Consider the nuclear accord between the United States and North Korea, reached during the tenure of President George W. Bush. The agreement was supposed to curb Pyongyang's nuclear ambitions; instead, it allowed North Korea to covertly pursue a nuclear weapons capability while receiving energy aid and other forms of assistance for supposedly "complying" with the deal. There is no evidence that Iran will be any more compliant with any agreement it might reach with the U.S. and its allies.
Yet, the White House and the State Department are plunging blindly ahead, in part to satisfy the egos of the commander-in-chief and his secretary of state. Mr. Obama has long viewed himself as a transformational figure on the world stage, an image that was reinforced by his receipt of the Nobel Peace Prize early in his first term. Never mind that President Obama had done nothing to actually earn the award; when read your press clippings long enough, you will finally start believing in your "powers." Besides, with the president's popularity in decline (thanks to Obamacare), a diplomatic breakthrough with Iran can certainly change the conversation.
Likewise, Secretary of State John Kerry is also in search of a legacy. Having failed to generate an agreement between Israel and the Palestinians, Mr. Kerry now has his sights on Iran, with no regard for the wider consequences. Perhaps he thinks the inevitable war, the regional nuclear arms race and the other, inevitable reprecussions can be delayed until 2017--or until Mr. Kerry retires to write his memoirs.

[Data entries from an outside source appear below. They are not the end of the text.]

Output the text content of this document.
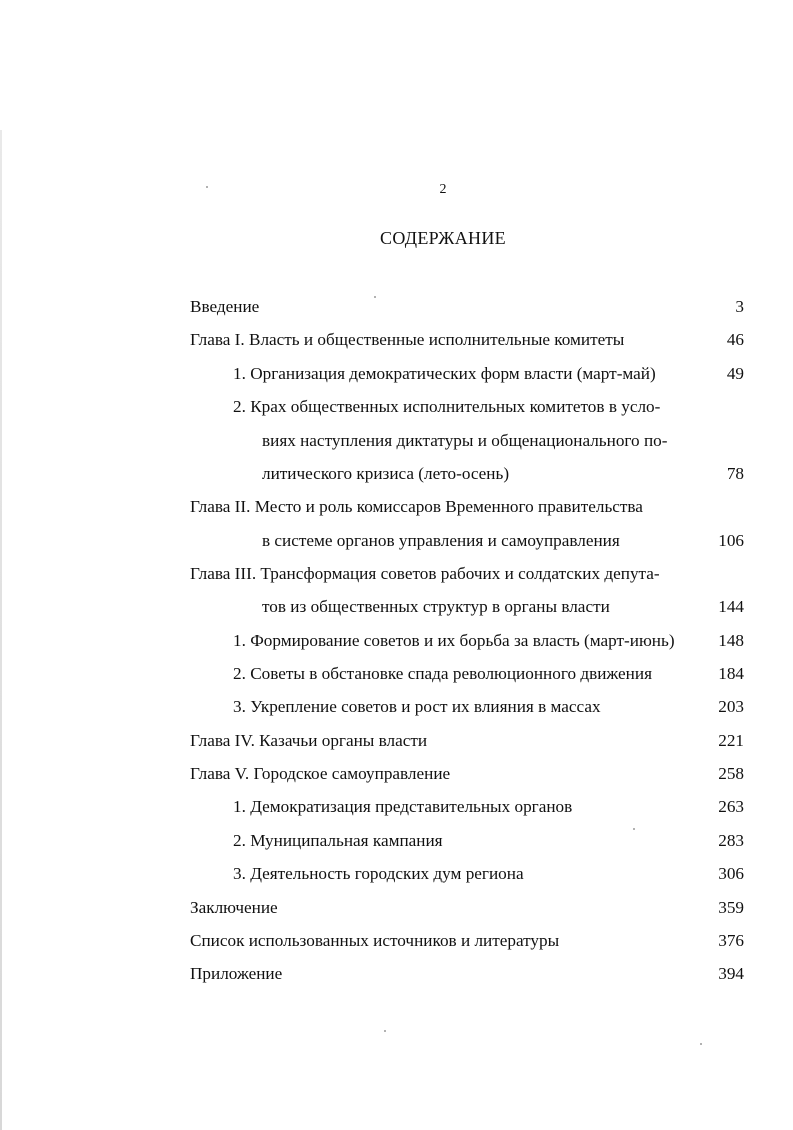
2
СОДЕРЖАНИЕ
Введение	3
Глава I. Власть и общественные исполнительные комитеты	46
1. Организация демократических форм власти (март-май)	49
2. Крах общественных исполнительных комитетов в усло-
виях наступления диктатуры и общенационального по-
литического кризиса (лето-осень)	78
Глава II. Место и роль комиссаров Временного правительства
в системе органов управления и самоуправления	106
Глава III. Трансформация советов рабочих и солдатских депута-
тов из общественных структур в органы власти	144
1. Формирование советов и их борьба за власть (март-июнь)	148
2. Советы в обстановке спада революционного движения	184
3. Укрепление советов и рост их влияния в массах	203
Глава IV. Казачьи органы власти	221
Глава V. Городское самоуправление	258
1. Демократизация представительных органов	263
2. Муниципальная кампания	283
3. Деятельность городских дум региона	306
Заключение	359
Список использованных источников и литературы	376
Приложение	394
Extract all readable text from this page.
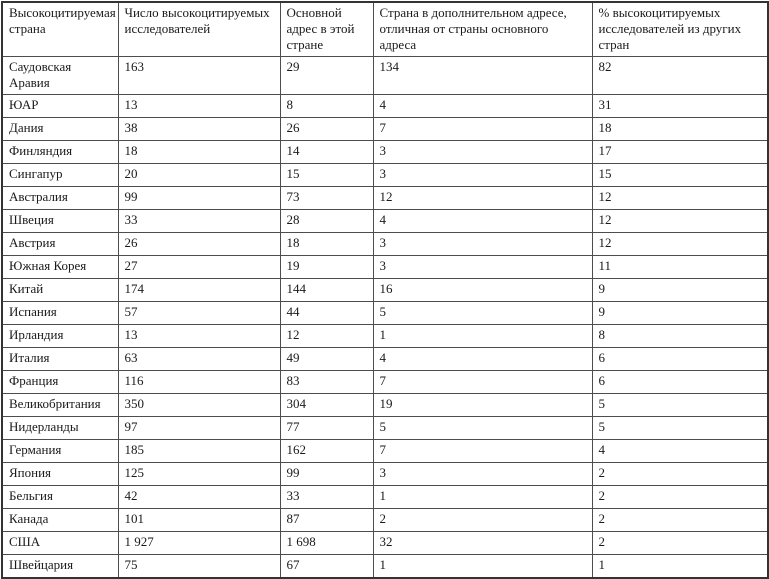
Высокоцитируемая страна	Число высокоцитируемых исследователей	Основной адрес в этой стране	Страна в дополнительном адресе, отличная от страны основного адреса	% высокоцитируемых исследователей из других стран
Саудовская Аравия	163	29	134	82
ЮАР	13	8	4	31
Дания	38	26	7	18
Финляндия	18	14	3	17
Сингапур	20	15	3	15
Австралия	99	73	12	12
Швеция	33	28	4	12
Австрия	26	18	3	12
Южная Корея	27	19	3	11
Китай	174	144	16	9
Испания	57	44	5	9
Ирландия	13	12	1	8
Италия	63	49	4	6
Франция	116	83	7	6
Великобритания	350	304	19	5
Нидерланды	97	77	5	5
Германия	185	162	7	4
Япония	125	99	3	2
Бельгия	42	33	1	2
Канада	101	87	2	2
США	1 927	1 698	32	2
Швейцария	75	67	1	1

Worse yet, you can make a case that President Obama and John Kerry really don't care. Along with former Secretary of State Hillary Clinton, they have presided over an administration that has been openly hostile to Israel, to the point of openly complaining about having to deal with Prime Minister Netanyahu.
Against that backdrop, is it any wonder that President Obama and our Secretary of State are rushing headlong into the worst diplomatic deal since Munich? One recalls Winston Churchill's famous reaction to that agreement, noting that England and France had a choice between dishonour and war; you "chose dishonour and you shall have war."
Then again, the current administration doesn't have much use for Mr. Churchill, either. As you'll recall, one of Mr. Obama's first "decorating" acts at the White House was to remove the bust of the late Prime Minister, which was unceremoniously returned to the British Embassy in 2009.
Mr. Churchill knew a few things about fixing disasters. We can only hope Mr. Obama's successor has similar skills.